CORTE DI CASSAZIONE – Ordinanza 28 dicembre 2017, n. 31086
Tributi – Accertamento – Redditometro – Disponibilità di beni indicatori – Onere di prova contraria
Rilevato
che la Corte, costituito il contraddittorio camerale sulla relazione prevista dall’art. 380 bis c.p.c. delibera di procedere con motivazione semplificata;
che l’Agenzia delle Entrate propone ricorso per cassazione nei confronti della sentenza della Commissione tributaria regionale dell’Abruzzo che aveva respinto il suo appello contro la decisione della Commissione tributaria provinciale di Chieti.
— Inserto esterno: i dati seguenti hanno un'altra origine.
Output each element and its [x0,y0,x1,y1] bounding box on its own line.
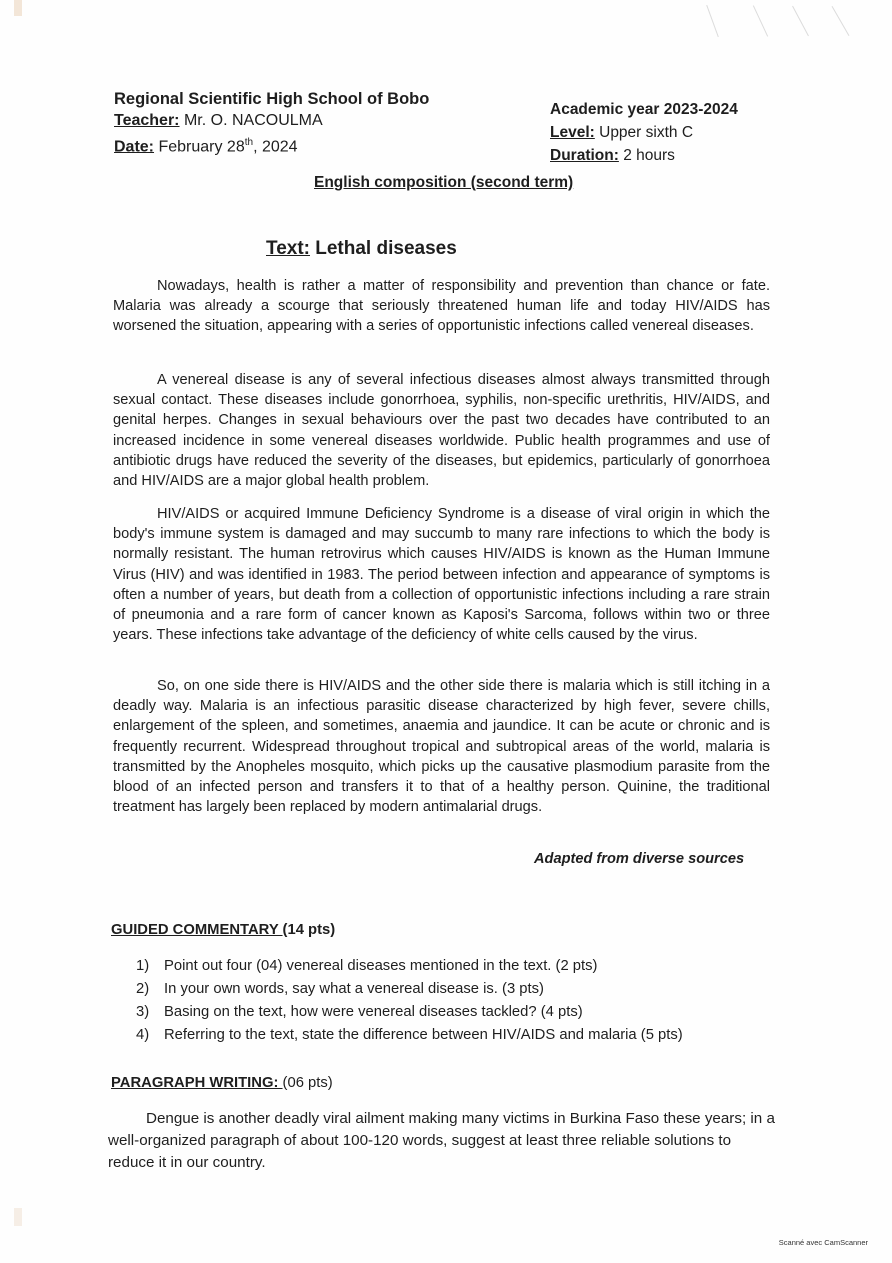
date-year: , 2024 [253,138,298,156]
question-number: 3) [136,1004,150,1020]
scanner-watermark: Scanné avec CamScanner [778,1238,868,1247]
subject-title: English composition (second term) [314,174,574,191]
duration-line [550,144,738,167]
scan-scratch [706,5,719,37]
duration-label: Duration: [550,147,619,164]
school-name: Regional Scientific High School of Bobo [114,90,430,108]
paragraph-writing-instruction: Dengue is another deadly viral ailment making many victims in Burkina Faso these years; in a well-organized paragraph of about 100-120 words, suggest at least three reliable solutions to reduce it in our country. [108,1110,775,1171]
question-item [136,1024,683,1047]
paragraph-writing-points: (06 pts) [282,1075,333,1091]
guided-commentary-heading [111,922,335,938]
duration-value: 2 hours [618,147,675,164]
text-paragraph-3: HIV/AIDS or acquired Immune Deficiency Syndrome is a disease of viral origin in which the body's immune system is damaged and may succumb to many rare infections to which the body is normally resistant. The human retrovirus which causes HIV/AIDS is known as the Human Immune Virus (HIV) and was identified in 1983. The period between infection and appearance of symptoms is often a number of years, but death from a collection of opportunistic infections including a rare strain of pneumonia and a rare form of cancer known as Kaposi's Sarcoma, follows within two or three years. These infections take advantage of the deficiency of white cells caused by the virus. [113,506,770,644]
scan-scratch [792,6,809,36]
text-title [266,238,457,260]
date-line [114,132,429,158]
text-paragraph-1: Nowadays, health is rather a matter of responsibility and prevention than chance or fate. Malaria was already a scourge that seriously threatened human life and today HIV/AIDS has worsened the situation, appearing with a series of opportunistic infections called venereal diseases. [113,278,770,335]
academic-year: Academic year 2023-2024 [550,101,738,118]
level-value: Upper sixth C [594,124,694,141]
question-list [136,955,683,1047]
text-name: Lethal diseases [309,238,457,259]
scan-scratch [832,6,850,36]
question-number: 1) [136,958,150,974]
question-text: Basing on the text, how were venereal diseases tackled? (4 pts) [164,1004,583,1020]
date-label: Date: [114,138,155,156]
header-left [114,88,429,158]
question-item [136,978,683,1001]
level-line [550,121,738,144]
header-right [550,98,738,167]
text-source: Adapted from diverse sources [534,851,745,867]
text-label: Text: [266,238,310,259]
level-label: Level: [550,124,595,141]
date-value: February 28 [154,138,245,156]
teacher-label: Teacher: [114,112,180,129]
question-item [136,955,683,978]
question-item [136,1001,683,1024]
question-text: In your own words, say what a venereal disease is. (3 pts) [164,981,544,997]
paragraph-writing-heading [111,1075,333,1091]
scan-edge-mark [14,0,22,16]
question-number: 2) [136,981,150,997]
question-text: Point out four (04) venereal diseases mentioned in the text. (2 pts) [164,958,598,974]
date-suffix: th [244,137,254,148]
teacher-line [114,110,429,132]
paragraph-writing-label: PARAGRAPH WRITING: [111,1075,283,1091]
scan-scratch [753,5,768,36]
guided-commentary-points: (14 pts) [282,922,336,938]
question-number: 4) [136,1027,150,1043]
question-text: Referring to the text, state the difference between HIV/AIDS and malaria (5 pts) [164,1027,683,1043]
text-paragraph-4: So, on one side there is HIV/AIDS and the other side there is malaria which is still itching in a deadly way. Malaria is an infectious parasitic disease characterized by high fever, severe chills, enlargement of the spleen, and sometimes, anaemia and jaundice. It can be acute or chronic and is frequently recurrent. Widespread throughout tropical and subtropical areas of the world, malaria is transmitted by the Anopheles mosquito, which picks up the causative plasmodium parasite from the blood of an infected person and transfers it to that of a healthy person. Quinine, the traditional treatment has largely been replaced by modern antimalarial drugs. [113,678,770,816]
teacher-value: Mr. O. NACOULMA [179,112,323,129]
guided-commentary-label: GUIDED COMMENTARY [111,922,283,938]
scan-edge-mark [14,1208,22,1226]
text-paragraph-2: A venereal disease is any of several infectious diseases almost always transmitted through sexual contact. These diseases include gonorrhoea, syphilis, non-specific urethritis, HIV/AIDS, and genital herpes. Changes in sexual behaviours over the past two decades have contributed to an increased incidence in some venereal diseases worldwide. Public health programmes and use of antibiotic drugs have reduced the severity of the diseases, but epidemics, particularly of gonorrhoea and HIV/AIDS are a major global health problem. [113,372,770,490]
Quest’ultima aveva accolto l’impugnazione di L.D.C. avverso l’avviso di accertamento IRPEF, per l’anno 2007; che, nella decisione impugnata, la CTR ha osservato come il redditometro costituisse una presunzione semplice, inidonea ad invertire l’onere della prova;
Considerato
che il ricorso è affidato ad un unico motivo, col quale l’Agenzia assume la violazione e falsa applicazione dell’art. 38, comma 4° DPR n. 600/1973 nonché dell’art. 2697 c.c., in relazione all’art. 360 n. 3 c.p.c.;
che, infatti, una volta reputato applicabile il redditometro, la presunzione legale relativa avrebbe potuto essere superata solo attraverso la dimostrazione di una prova contraria, volta alla dimostrazione del possesso dei di redditi o disponibilità idonei a giustificare il reddito sinteticamente accertato; che l’intimata non si è costituita;
che il ricorso è fondato;
che, in tema di accertamento dei redditi con metodo sintetico ex art. 38 del D.P.R. n. 600 del 1973, la disponibilità di beni indicatori integra, nella versione ratione temporis vigente, una presunzione di capacità contributiva “legale” ai sensi dell’art. 2728 c.c., imponendo la stessa legge di ritenere conseguente al fatto (certo) di tale disponibilità l’esistenza di una “capacità contributiva”, sicché il giudice tributario, una volta accertata l’effettività fattuale degli specifici “elementi indicatori di capacità contributiva” esposti dall’Ufficio, non ha il potere di privarli del valore presuntivo connesso dal legislatore alla loro disponibilità, ma può soltanto valutare la prova che il contribuente offra in ordine alla provenienza non reddituale (e, quindi, non imponibile perché già sottoposta ad imposta o perché esente) delle relative somme (Sez. 6-5, n. 17487 del 01/09/2016);
che pertanto, ha errato la CTR nell’affermare che “è l’Agenzia delle Entrate a provare il maggior reddito derivante dal redditometro e non deve basarsi esclusivamente sulle presunzioni previste dai decreti ministeriali” e dunque nel non ritenere la sussistenza di una presunzione legale, idonea ad invertire l’onere della prova, da porre perciò a carico della contribuente;
che, dunque, in accoglimento del ricorso la sentenza va cassata ed il giudizio rinviato alla CTR Abruzzo, in diversa composizione, affinché si attenga agli enunciati principi e si pronunzi anche con riguardo alle spese del giudizio di cassazione
P.Q.M.
Accoglie il ricorso, cassa la sentenza impugnata e rinvia alla Commissione Regionale dell’Abruzzo, in diversa composizione, cui demanda di provvedere anche sulle spese del giudizio di legittimità.